With Star Trek this had the result of turning off and driving away potential new fans/viewers while old die hard fans either dwindled in number or they just plain turned off and tuned out.

Bottom line: Continuity should be storytelling Job One in comics or otherwise let’s just stop bothering to number each comic and every issue can be #1.

Yeah I know, I was off to the races with this rant but thanks for listening anyway.

FanBoyWonder

-- Posted by: FanBoyWonder at June 3, 2007 10:43 PM

I would suggest that DC is in the process of turning the machinery around to ensure that continuity DOES count. Keep in mind that for the years leading up to Infinite Crisis, Continuity was considered to be out of vogue as writers were given star treatment (with editors who were complicit in ignoring continuity) in order to allow writers to write continuity bending stories thanks to their oft stated lack of interest (and in Superman's case, Chuck Austen's outright disdain) in characters to which they'd been assigned. So, yes, continuity was especially messy at the end their for the sake of short term jumps in sales.
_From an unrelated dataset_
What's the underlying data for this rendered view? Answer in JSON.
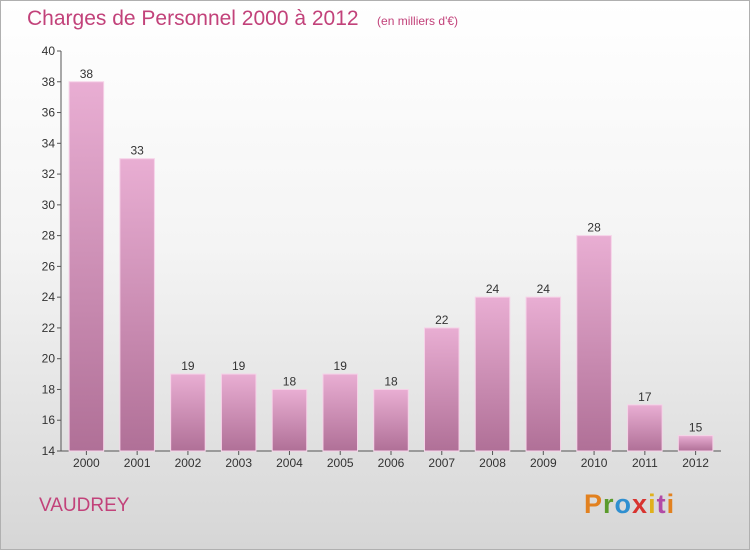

Right now DC seems very interested in some form of continuity, but spent some of the last year getting their editorial teams working to that mindset. It does seem that the OYL/ 52 narrative hump may have caused some difficulty in informing many writers and editors as to what constituted continuity, and, man... can you blame folks at the company for being a bit baffled? However, the past several months have pointed toward a more coherent universe once again.

I was in grade school when COIE occurred, but was well aware of the series. In some ways, I suppose had I picked up the Hawkworld series I might have understood this was a Hawkman, Year One sort of series (I've still never read it). I just don't think anyone at DC thought the universe would be allowed to become so messy over the next twenty years when they made changes such as Hawkworld. I would also point to Legends and the re-launch of Wonder Woman as huge question marks for continuity questions.

Absolutely DC and Marvel would do well to keep a researcher or two on hand. I know that as a reader I feel tremendous frustration when continuity gaps occur within anything approximating a calendar year. (Killing a character and then bringing them back in another title with no explanation is simply sloppy).

Keep an eye on the Superman titles, JLA, JSA and Countdown. I think DC is spelling out continuity in those books. That said, I was pretty pleased with Johns' reconciliation of the many versions of Hawkman, and I guess DC was, too.

Perhaps I'm giving Didio too much credit, but it seems he grasps the necessity for continuity, perhaps due to a background in television and the consistency that casual reviewers of programs rely on in order to understand a program.

At any rate, thanks for reading and commenting. I'm hoping you stick with us and keep up the chat.